The popularity of this approach increases due to the accessibility of modern
social networks, however, it existed in one form or the other long before the
Internet age began (the infamous Pyramid scheme that dates back at least a
century is in fact a special case of multi-level marketing).
This paper lays foundations for the study of reward mechanisms in multi-level
marketing within social networks.
We provide a set of desired properties for such mechanisms and show that they
are uniquely satisfied by geometric reward mechanisms.
The resilience of mechanisms to false-name manipulations is also considered;
while geometric reward mechanisms fail against such manipulations, we exhibit
other mechanisms which are false-name-proof.
Vijay
Vazirani
Georgia Institute of Technology
Extending General Equilibrium Theory to the Digital Economy
General Equilibrium Theory, the
undisputed crown jewel of
Mathematical Economics for over a century, gave a very satisfactory
solution to the central problem of arriving at a principled
method of pricing goods and services -- one that leads to an efficient
allocation of scarce resources among alternative uses. The solution
was based on Adam Smith's principle of maintaining parity between
supply and demand, Walras' notion of equilibrium, and the Arrow-Debreu
Theorem, which proved the existence of equilibrium in a
very general model of the economy.
However, this solution, designed for conventional goods,
is not applicable for digital goods -- once produced, a digital good
can be reproduced at (essentially) zero cost, thus making its supply
infinite. Considering the current size of the digital economy
and its huge growth potential, it is imperative that we obtain
an equally convincing theory for pricing of digital goods.

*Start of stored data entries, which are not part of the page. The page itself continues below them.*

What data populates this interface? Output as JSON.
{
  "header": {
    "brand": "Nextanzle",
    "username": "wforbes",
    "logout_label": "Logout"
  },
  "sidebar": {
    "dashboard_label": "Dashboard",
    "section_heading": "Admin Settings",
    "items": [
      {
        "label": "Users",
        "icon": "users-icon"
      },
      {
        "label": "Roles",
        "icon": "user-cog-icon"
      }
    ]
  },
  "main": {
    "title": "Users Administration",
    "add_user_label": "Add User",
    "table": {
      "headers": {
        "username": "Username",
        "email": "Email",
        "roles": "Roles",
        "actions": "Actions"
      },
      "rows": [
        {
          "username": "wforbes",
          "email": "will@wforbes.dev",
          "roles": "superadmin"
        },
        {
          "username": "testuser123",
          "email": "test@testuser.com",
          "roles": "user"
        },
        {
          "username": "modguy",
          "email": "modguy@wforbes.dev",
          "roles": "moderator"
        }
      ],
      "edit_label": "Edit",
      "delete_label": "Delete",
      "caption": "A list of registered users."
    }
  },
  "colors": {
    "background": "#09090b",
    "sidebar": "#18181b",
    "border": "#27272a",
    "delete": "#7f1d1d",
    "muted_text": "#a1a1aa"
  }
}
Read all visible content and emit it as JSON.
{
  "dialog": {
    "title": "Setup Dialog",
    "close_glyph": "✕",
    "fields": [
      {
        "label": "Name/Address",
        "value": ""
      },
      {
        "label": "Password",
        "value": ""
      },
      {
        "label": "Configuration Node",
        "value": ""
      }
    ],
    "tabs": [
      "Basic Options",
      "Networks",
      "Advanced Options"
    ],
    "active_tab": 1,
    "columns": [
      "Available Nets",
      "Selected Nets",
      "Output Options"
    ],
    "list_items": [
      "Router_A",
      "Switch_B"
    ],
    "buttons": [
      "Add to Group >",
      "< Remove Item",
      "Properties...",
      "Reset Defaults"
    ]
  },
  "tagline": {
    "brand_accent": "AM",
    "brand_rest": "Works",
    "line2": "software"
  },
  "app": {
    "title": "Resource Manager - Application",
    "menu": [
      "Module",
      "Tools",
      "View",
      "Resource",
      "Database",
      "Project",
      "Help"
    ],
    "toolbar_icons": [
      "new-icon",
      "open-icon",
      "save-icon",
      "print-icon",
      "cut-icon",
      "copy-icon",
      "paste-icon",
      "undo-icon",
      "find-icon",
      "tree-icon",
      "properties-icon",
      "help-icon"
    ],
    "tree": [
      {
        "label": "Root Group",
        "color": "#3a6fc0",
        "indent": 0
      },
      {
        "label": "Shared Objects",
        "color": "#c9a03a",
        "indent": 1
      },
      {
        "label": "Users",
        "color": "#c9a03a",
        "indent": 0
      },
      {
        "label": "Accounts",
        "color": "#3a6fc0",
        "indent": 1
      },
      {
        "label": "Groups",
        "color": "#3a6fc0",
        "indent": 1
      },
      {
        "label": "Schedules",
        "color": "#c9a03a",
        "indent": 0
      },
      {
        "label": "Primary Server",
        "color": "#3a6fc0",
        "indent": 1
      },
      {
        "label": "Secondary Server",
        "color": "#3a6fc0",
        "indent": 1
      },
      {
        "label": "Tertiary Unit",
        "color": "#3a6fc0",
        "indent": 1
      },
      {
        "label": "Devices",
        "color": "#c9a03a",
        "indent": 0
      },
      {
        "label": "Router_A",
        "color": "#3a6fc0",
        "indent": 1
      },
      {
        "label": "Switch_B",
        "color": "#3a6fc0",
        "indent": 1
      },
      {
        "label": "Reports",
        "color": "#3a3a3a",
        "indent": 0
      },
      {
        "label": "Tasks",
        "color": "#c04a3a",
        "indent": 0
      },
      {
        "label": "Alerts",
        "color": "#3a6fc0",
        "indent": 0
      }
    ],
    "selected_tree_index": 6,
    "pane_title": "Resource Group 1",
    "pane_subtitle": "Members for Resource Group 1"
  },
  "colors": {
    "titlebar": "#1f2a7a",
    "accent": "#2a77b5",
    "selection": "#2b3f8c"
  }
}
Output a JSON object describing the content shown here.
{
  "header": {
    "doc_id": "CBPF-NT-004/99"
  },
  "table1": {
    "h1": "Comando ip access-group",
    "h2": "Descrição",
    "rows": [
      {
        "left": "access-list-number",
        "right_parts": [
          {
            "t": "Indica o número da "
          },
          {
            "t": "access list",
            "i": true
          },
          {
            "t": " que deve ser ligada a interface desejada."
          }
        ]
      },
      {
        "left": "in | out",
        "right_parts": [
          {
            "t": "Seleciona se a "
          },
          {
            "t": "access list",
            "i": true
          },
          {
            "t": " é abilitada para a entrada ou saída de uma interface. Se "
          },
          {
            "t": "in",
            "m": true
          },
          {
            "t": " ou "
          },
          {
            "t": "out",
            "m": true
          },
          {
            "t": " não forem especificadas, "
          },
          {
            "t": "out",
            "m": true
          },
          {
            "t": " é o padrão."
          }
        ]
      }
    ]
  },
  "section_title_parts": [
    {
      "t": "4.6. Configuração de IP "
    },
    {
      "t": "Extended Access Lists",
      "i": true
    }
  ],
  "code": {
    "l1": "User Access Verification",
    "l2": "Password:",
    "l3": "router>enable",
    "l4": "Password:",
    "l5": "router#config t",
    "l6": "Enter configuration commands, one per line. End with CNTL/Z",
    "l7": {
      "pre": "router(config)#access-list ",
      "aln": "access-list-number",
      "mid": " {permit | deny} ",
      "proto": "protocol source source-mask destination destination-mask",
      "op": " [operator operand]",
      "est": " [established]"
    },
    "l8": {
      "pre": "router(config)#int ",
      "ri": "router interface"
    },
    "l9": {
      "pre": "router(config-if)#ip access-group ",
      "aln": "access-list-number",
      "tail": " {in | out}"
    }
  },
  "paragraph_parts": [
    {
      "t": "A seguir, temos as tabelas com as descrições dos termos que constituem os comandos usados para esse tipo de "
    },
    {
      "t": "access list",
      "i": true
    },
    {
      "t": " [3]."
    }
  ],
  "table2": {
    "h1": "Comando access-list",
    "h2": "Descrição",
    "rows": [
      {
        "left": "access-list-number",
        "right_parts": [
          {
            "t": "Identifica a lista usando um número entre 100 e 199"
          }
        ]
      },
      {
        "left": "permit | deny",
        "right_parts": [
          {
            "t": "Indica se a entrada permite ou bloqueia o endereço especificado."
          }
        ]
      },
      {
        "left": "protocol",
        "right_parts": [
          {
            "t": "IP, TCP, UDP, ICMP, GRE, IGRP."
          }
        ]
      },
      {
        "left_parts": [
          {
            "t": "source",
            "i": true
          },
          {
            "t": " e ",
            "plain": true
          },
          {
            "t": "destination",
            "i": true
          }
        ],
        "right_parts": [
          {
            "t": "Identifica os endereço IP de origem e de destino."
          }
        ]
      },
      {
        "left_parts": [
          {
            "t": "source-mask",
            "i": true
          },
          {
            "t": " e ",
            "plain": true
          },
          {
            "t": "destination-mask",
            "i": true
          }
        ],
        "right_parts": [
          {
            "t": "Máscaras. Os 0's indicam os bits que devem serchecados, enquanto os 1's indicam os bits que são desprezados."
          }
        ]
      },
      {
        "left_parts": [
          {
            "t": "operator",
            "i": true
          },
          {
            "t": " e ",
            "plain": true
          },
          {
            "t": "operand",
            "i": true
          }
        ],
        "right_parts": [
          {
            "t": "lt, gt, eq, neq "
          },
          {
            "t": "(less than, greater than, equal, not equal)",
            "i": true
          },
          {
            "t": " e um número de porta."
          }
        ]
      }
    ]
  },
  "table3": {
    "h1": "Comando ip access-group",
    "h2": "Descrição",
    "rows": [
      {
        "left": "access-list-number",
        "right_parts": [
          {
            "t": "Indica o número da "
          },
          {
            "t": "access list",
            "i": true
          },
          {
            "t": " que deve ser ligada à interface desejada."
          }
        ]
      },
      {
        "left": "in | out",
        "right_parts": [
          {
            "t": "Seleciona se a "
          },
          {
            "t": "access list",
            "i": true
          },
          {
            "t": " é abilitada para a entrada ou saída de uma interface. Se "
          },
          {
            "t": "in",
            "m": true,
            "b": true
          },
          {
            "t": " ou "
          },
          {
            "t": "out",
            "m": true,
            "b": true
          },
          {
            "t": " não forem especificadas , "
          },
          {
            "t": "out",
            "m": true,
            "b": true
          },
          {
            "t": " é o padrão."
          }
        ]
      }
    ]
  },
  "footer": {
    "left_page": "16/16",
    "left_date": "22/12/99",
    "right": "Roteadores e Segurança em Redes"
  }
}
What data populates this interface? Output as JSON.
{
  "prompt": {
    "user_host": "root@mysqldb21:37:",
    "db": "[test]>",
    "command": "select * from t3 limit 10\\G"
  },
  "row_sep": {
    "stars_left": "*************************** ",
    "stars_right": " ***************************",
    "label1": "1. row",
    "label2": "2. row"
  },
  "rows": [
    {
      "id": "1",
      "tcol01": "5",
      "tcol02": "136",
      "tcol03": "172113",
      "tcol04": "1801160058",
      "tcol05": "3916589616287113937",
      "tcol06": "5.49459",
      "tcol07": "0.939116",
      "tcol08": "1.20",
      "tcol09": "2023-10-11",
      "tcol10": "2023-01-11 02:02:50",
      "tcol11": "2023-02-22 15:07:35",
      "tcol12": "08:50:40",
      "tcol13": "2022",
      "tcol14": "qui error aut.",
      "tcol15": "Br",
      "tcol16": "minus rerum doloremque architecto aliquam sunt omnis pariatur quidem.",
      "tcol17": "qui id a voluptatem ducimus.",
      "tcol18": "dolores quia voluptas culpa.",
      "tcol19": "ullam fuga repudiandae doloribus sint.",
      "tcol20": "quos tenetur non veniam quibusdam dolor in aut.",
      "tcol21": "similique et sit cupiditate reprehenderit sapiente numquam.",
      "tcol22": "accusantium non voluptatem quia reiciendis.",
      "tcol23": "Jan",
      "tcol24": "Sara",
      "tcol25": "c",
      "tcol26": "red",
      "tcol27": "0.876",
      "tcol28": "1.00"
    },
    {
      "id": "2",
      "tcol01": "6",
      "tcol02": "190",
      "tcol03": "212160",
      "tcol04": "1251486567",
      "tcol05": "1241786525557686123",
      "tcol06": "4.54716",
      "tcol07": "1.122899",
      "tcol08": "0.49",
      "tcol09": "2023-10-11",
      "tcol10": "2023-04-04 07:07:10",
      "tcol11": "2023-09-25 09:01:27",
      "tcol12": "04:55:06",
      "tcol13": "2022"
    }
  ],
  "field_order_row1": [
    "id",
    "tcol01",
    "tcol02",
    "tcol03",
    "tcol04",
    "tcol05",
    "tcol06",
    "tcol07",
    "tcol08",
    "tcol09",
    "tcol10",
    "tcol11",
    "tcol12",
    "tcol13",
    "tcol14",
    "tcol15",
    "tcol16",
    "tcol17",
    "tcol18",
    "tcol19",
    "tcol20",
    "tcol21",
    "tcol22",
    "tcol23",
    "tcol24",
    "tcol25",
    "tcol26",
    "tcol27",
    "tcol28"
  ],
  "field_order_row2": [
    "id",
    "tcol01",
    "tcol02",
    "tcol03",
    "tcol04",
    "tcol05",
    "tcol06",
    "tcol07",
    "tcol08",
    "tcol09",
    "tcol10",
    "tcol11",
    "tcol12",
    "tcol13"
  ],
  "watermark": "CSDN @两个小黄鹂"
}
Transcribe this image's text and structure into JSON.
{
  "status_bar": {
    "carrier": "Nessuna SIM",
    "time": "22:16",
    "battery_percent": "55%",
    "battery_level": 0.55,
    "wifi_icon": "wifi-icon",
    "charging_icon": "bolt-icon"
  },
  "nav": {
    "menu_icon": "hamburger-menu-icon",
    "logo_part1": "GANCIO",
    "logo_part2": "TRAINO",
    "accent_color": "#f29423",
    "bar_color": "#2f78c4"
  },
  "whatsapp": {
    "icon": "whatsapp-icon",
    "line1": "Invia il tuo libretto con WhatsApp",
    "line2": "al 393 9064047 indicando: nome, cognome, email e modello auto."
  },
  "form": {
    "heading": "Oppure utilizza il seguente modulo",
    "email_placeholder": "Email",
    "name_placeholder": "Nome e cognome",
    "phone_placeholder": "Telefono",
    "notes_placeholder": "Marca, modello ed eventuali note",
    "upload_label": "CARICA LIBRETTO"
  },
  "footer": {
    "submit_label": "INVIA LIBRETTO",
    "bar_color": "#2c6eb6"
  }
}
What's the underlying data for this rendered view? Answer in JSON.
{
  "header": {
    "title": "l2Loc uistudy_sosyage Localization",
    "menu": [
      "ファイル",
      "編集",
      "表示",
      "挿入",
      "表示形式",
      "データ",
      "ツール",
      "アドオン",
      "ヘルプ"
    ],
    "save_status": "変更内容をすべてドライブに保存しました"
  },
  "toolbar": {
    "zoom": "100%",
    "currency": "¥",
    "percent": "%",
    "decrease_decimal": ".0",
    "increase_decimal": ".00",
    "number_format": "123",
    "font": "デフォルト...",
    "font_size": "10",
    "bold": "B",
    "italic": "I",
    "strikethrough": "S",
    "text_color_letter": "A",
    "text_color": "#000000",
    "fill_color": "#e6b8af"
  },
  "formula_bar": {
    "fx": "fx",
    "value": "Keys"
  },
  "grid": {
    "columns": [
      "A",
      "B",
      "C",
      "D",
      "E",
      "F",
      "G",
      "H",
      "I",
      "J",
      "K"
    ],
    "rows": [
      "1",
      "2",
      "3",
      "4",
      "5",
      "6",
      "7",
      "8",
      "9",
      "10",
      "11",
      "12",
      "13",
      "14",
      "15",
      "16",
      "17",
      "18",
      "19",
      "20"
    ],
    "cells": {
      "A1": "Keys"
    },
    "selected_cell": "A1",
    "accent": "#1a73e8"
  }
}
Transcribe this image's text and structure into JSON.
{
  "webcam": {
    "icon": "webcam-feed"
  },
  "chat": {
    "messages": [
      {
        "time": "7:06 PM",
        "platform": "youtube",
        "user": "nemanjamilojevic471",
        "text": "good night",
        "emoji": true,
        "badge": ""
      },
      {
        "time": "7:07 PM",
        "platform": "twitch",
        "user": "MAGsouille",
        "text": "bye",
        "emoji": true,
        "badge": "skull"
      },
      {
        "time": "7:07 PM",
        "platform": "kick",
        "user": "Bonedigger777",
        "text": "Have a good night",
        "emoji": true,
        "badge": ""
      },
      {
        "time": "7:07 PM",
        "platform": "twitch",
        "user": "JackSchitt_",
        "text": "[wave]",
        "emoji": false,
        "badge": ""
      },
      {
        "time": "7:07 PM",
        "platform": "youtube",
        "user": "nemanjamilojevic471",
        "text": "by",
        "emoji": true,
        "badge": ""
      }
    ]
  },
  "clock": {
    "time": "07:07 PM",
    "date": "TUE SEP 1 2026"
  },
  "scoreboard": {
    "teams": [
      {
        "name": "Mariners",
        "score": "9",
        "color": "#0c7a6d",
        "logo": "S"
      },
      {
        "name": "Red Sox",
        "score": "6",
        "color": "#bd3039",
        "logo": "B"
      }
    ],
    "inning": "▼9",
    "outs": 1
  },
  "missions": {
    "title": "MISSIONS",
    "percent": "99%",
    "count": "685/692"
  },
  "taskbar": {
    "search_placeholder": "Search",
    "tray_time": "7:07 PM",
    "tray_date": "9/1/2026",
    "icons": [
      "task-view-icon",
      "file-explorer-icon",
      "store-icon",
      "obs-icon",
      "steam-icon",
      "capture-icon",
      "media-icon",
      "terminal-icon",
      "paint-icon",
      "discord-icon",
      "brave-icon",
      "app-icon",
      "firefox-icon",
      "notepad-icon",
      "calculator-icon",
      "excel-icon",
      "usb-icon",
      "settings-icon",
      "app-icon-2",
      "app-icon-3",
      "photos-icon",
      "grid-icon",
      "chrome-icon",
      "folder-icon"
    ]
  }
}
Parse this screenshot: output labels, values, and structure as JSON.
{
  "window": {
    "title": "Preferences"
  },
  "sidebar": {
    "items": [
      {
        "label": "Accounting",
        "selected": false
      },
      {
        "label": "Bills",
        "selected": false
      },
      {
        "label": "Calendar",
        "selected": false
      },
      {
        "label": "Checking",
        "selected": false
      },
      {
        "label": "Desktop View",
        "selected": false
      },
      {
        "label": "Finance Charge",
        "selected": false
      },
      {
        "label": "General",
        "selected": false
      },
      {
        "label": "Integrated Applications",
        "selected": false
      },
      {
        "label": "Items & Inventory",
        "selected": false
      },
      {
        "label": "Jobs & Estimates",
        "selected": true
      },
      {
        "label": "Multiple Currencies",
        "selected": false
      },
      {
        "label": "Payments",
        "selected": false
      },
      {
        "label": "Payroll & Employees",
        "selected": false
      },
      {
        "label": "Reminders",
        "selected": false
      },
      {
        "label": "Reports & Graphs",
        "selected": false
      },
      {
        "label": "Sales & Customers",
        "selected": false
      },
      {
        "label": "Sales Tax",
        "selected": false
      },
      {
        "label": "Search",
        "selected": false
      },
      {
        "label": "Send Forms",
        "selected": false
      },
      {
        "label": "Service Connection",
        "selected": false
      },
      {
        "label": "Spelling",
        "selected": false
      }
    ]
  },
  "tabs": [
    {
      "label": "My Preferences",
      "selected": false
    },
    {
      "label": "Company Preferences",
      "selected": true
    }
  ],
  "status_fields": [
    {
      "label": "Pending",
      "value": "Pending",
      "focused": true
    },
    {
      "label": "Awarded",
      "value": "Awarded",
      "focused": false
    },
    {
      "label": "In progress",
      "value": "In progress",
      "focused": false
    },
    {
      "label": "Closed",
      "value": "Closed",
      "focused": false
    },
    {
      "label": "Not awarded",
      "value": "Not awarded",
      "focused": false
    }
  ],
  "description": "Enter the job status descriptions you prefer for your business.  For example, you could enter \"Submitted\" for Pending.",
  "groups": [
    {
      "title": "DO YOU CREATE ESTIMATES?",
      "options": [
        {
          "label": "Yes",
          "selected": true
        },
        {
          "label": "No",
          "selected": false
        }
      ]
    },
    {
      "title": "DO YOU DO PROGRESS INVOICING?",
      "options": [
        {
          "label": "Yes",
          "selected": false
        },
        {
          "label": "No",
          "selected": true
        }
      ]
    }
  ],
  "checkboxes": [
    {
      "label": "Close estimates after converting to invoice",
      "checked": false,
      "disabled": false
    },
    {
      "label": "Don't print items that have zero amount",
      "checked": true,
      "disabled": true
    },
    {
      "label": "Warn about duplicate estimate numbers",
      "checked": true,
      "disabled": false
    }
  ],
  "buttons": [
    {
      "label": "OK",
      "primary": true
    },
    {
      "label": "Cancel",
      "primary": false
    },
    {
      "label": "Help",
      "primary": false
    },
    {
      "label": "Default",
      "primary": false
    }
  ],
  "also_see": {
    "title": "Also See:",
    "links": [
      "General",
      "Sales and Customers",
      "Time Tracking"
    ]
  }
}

In this talk, I will describe what appears to be a
first step in this direction.
After taking into consideration idiosyncrasies of the digital realm,
we give a market model that is appropriate for the digital setting,
a notion of equilibrium for this model, and a proof of existence
of equilibrium using Kakutani's fixed point theorem. For a special case,
we also give a polynomial time algorithm and we show that a rational
equilibrium always exists. Finally, I will outline a multitude of
issues that still need to be addressed to obtain a theory for the digital
economy that is on par with the original theory.
Angelina Vidali
University of Vienna
Extending characterizations of truthful mechanisms from subdomains to domains
The already extended literature in
combinatorial auctions, public projects and
scheduling demands a more systematic classification of the domains and
a clear comparison of the results known. Connecting characterization results
for different settings and providing a characterization proof using another
characterization result as a black box without having to repeat a tediously
similar proof is not only elegant and desirable, but also greatly enhances
our intuition and provides a classification of different results and a unified
and deeper understanding.
Characterizing the mechanisms for the domains of combinatorial
auctions and scheduling unrelated machines are two outstanding
problems in mechanism design. Since the scheduling domain is
essentially the subdomain of combinatorial auctions with additive
valuations, we consider whether one can extend a characterization of a
subdomain to a domain. This is possible for two players (and for
n-player mechanisms that satisfy S-mononotonicity) if the only
truthful mechanisms for the subdomain are the affine
maximizers. Although this is not true for scheduling because besides
the affine maximizers there are other truthful mechanisms (the
threshold mechanisms), we still show that the truthful mechanisms that
allocate all goods of
practically any domain which is strictly superdomain of additive
combinatorial auctions are only the affine maximizers.